Anthropologists Also Study Immigration Through the Use of Material Culture
On this matter Webster explains,
Webster’s example of the medicine bottles illustrates that material culture is significant in providing context to immigration studies. Webster uses his work with Dr. Stephan Brighton to explain how ultimately the acceptance rate of Irish immigrants is reflected in the material culture found on Irish sites, including medicine bottles. Ultimately, as Irish immigrants gained acceptance in their communities, the medicine bottles shifted from over the counter bottles to bottles prescribed by a physician. Not only does material culture reflect immigrants’ acceptance in society, it can also be a direct reflection of the culture of these specific people. The material culture found about a certain immigrant group helps to provide valuable information about the people and their role in society.
American Immigration Trends Explained by Anthropology
Andrew Webster concludes by saying,
Seeing as this country was first occupied by immigrants shortly after its discovery, it is only natural that our immigration trends can be very explanatory. Below is a chart of immigration waves, with three major peeks showing the number of immigrants and the countries of origin.

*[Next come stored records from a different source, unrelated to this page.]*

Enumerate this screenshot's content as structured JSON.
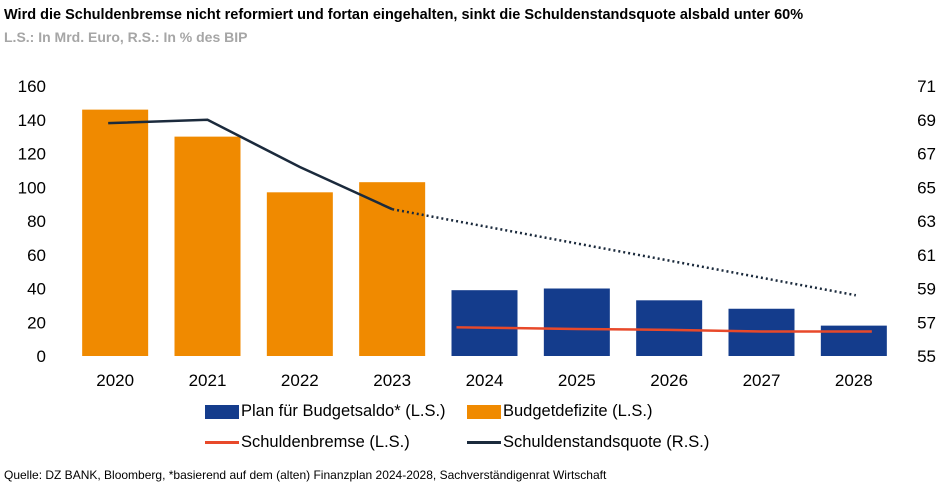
{
  "header": {
    "title": "Wird die Schuldenbremse nicht reformiert und fortan eingehalten, sinkt die Schuldenstandsquote alsbald unter 60%",
    "subtitle": "L.S.: In Mrd. Euro, R.S.: In % des BIP"
  },
  "footer": {
    "source": "Quelle: DZ BANK, Bloomberg, *basierend auf dem (alten) Finanzplan 2024-2028, Sachverständigenrat Wirtschaft"
  },
  "colors": {
    "orange": "#F08A00",
    "navy": "#143C8C",
    "red": "#E8492A",
    "dark": "#1B2A3C"
  },
  "chart_data": {
    "type": "bar",
    "categories": [
      "2020",
      "2021",
      "2022",
      "2023",
      "2024",
      "2025",
      "2026",
      "2027",
      "2028"
    ],
    "y_left": {
      "ylim": [
        0,
        160
      ],
      "ticks": [
        "0",
        "20",
        "40",
        "60",
        "80",
        "100",
        "120",
        "140",
        "160"
      ]
    },
    "y_right": {
      "ylim": [
        55,
        71
      ],
      "ticks": [
        "55",
        "57",
        "59",
        "61",
        "63",
        "65",
        "67",
        "69",
        "71"
      ]
    },
    "grid": false,
    "legend_position": "bottom",
    "series": [
      {
        "name": "Plan für Budgetsaldo* (L.S.)",
        "kind": "bar",
        "axis": "left",
        "color": "#143C8C",
        "values": [
          null,
          null,
          null,
          null,
          39,
          40,
          33,
          28,
          18
        ]
      },
      {
        "name": "Budgetdefizite (L.S.)",
        "kind": "bar",
        "axis": "left",
        "color": "#F08A00",
        "values": [
          146,
          130,
          97,
          103,
          null,
          null,
          null,
          null,
          null
        ]
      },
      {
        "name": "Schuldenbremse (L.S.)",
        "kind": "line",
        "axis": "left",
        "color": "#E8492A",
        "values": [
          null,
          null,
          null,
          null,
          17,
          16,
          15.5,
          14.5,
          14.5
        ]
      },
      {
        "name": "Schuldenstandsquote (R.S.)",
        "kind": "line",
        "axis": "right",
        "color": "#1B2A3C",
        "values": [
          68.8,
          69,
          66.2,
          63.7,
          null,
          null,
          null,
          null,
          58.6
        ],
        "projection_from_index": 3
      }
    ]
  }
}
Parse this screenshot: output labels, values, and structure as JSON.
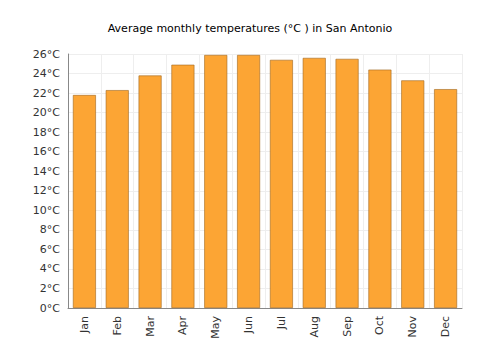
{
  "chart_data": {
    "type": "bar",
    "title": "Average monthly temperatures (°C ) in San Antonio",
    "categories": [
      "Jan",
      "Feb",
      "Mar",
      "Apr",
      "May",
      "Jun",
      "Jul",
      "Aug",
      "Sep",
      "Oct",
      "Nov",
      "Dec"
    ],
    "values": [
      21.8,
      22.3,
      23.8,
      24.9,
      25.9,
      25.9,
      25.4,
      25.6,
      25.5,
      24.4,
      23.3,
      22.4
    ],
    "color": "#fca534",
    "ylim": [
      0,
      26
    ],
    "yticks": [
      {
        "value": 0,
        "label": "0°C"
      },
      {
        "value": 2,
        "label": "2°C"
      },
      {
        "value": 4,
        "label": "4°C"
      },
      {
        "value": 6,
        "label": "6°C"
      },
      {
        "value": 8,
        "label": "8°C"
      },
      {
        "value": 10,
        "label": "10°C"
      },
      {
        "value": 12,
        "label": "12°C"
      },
      {
        "value": 14,
        "label": "14°C"
      },
      {
        "value": 16,
        "label": "16°C"
      },
      {
        "value": 18,
        "label": "18°C"
      },
      {
        "value": 20,
        "label": "20°C"
      },
      {
        "value": 22,
        "label": "22°C"
      },
      {
        "value": 24,
        "label": "24°C"
      },
      {
        "value": 26,
        "label": "26°C"
      }
    ],
    "grid": true
  }
}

As you can see, the first major immigration spike occurred in 1851-1860 with a majority of those arriving coming from Europe. Those coming from Europe at this time were arriving from Northern and Western Europe. The second major immigration spike occurred between 1901-1910 with a majority still coming from Europe. This European wave was concentrated in Southern and Eastern Europe with some coming from Asia and the Americas. The final wave peaked between 1991 and 2000 with a small portion coming from Europe, some coming from Asia, a majority coming from the Americas, and some immigrants coming from Africa and Oceania.
The previous immigration trends and the acceptance of these immigrants can be used to help analyze our current immigrant crisis. The Syrian refugee crisis is a hot topic in the news today and has raised many questions about American policy. According to an article on CNN, over half of the states in this country are not willing to accept Syrian immigrants. This goes against the federal trend since, “Only 1,500 Syrian refugees have been accepted into the United States since 2011, but the Obama administration announced in September that 10,000 Syrians will be allowed entry next year.” While initially many states are rejecting Syrian refugees, in the future most likely these states will accept them. This is proven in Webster’s earlier example of the Irish and has reigned true for many other immigrant groups, like the Chinese who were vehemently rejected from this country by the Chinese Exclusion Act of 1882.
The Reciprocal Relationship of Anthropology and Immigration Studies
As proven through discussions with Teaching Assistant Andrew Webster and other research, anthropology plays a crucial role in understanding the current immigrations issues faced by Syrian refugees. By studying the material culture of past immigrants, and by studying previous immigration trends, one can understand that the issues faced by Syrians is nothing new. While the reason that the Syrians need to come to the United States is different from past immigration trends, the reluctance of Americans to accept them is not new. Anthropology is important in explaining this and many other current issues. The immigration issue quells many criticisms about anthropology not being current. Clearly research done by anthropologists can explain modern issues.